In complex systems — from flocks of birds to human brains to machine learning models — patterns arise that were never explicitly programmed. Something similar could be happening here, although AI isn’t a living creature. But, because we don’t know exactly what AI is doing, it’s hard to say.
From what we know, no one told ChatGPT to drift to the right. Or rather, no one transparently told ChatGPT to turn to the right. We don’t know whether its algorithm was changed specifically for this.
The shift appears to stem from a mix of algorithmic updates, subtle reinforcement learning tweaks, and possibly even emergent behavior within the model itself. Human interaction may also play a role, as frequent use can create feedback loops that influence how the model prioritizes certain responses. In short, the ideological change likely results from internal system dynamics and user interactions — not just from feeding the model different information.
The shift identified in the study, while statistically significant, is not extreme. ChatGPT hasn’t become a far-right pundit. It hasn’t started quoting Ayn Rand unprompted. It still answers most questions with nuance, hedging, and an awareness of complexity.
This could matter a lot
It’s still a marginal shift, but marginal shifts matter. In ecology, a degree of warming can collapse coral reefs. In politics, a slight tilt can decide an election. And in AI, a small change in tone can shape how millions of users think about the world.

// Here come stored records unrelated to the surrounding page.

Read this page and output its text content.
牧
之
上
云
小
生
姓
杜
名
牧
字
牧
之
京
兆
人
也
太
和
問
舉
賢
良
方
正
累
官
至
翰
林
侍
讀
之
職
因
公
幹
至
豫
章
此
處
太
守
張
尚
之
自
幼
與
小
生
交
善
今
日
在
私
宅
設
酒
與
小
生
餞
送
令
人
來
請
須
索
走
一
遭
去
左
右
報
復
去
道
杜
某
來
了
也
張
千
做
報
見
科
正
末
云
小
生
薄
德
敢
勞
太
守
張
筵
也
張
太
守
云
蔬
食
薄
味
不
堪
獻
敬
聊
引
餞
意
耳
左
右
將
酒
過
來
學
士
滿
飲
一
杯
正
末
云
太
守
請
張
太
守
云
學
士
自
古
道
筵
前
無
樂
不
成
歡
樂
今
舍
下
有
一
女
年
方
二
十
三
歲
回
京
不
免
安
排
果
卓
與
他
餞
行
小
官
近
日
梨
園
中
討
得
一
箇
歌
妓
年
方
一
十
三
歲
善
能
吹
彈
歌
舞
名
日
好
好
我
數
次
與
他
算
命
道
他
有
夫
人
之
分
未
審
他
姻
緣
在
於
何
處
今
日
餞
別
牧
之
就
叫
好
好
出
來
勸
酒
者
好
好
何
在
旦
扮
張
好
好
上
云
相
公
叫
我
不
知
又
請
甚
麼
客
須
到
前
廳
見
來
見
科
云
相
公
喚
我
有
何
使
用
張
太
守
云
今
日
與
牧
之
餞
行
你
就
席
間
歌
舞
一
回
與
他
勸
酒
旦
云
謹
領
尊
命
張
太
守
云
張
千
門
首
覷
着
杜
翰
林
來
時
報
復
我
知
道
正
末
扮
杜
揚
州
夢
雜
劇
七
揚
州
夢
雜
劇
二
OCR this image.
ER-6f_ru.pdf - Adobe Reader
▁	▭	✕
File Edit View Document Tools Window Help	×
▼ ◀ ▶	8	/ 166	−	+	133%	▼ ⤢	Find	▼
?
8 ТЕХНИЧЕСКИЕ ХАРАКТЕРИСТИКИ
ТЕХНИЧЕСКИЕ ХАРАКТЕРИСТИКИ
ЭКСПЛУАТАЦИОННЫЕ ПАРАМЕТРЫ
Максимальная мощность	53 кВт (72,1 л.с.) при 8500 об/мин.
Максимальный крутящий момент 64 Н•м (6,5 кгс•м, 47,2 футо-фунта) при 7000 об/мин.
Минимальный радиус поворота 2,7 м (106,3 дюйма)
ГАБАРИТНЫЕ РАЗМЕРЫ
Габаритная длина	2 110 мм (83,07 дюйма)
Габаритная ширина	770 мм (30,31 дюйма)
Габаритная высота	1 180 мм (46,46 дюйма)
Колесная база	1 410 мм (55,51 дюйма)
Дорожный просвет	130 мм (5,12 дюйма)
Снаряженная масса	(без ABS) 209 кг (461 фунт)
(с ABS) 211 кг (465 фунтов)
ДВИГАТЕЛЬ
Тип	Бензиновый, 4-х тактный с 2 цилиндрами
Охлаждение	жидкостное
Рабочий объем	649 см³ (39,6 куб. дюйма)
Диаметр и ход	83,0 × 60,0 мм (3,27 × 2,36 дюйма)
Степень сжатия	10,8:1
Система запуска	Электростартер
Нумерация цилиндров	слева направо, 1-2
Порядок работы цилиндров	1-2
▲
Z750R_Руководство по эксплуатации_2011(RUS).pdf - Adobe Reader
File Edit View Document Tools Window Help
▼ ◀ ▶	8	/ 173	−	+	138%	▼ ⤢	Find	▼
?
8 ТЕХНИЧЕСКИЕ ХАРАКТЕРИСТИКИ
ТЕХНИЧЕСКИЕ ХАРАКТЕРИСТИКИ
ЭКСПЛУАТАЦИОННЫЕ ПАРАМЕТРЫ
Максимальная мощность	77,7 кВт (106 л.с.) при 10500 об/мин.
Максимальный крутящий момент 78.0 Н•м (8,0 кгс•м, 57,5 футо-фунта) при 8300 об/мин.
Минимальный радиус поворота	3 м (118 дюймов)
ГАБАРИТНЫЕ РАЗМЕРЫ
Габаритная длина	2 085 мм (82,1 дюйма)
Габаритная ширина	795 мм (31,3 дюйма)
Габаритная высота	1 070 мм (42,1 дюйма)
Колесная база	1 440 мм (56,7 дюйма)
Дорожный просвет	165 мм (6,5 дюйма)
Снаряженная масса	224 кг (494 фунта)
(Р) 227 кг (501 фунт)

Furthermore, AI systems are often described as mirrors to humanity, but they are also amplifiers. When they skew politically — intentionally or not — they risk shaping public discourse, entrenching existing biases, and subtly influencing user beliefs.
The researchers call for better auditing, more transparency, and ongoing monitoring of language models. We want to know what’s in the training sets, how reinforcement signals are applied, and why certain shifts happen.
The solution, they say, isn’t to make AI apolitical. It’s to make it transparent and accountable.
If AI is a reflection of society, then we owe it to ourselves to watch closely when the reflection begins to shift.
The study was published in Humanities and Social Sciences Communications.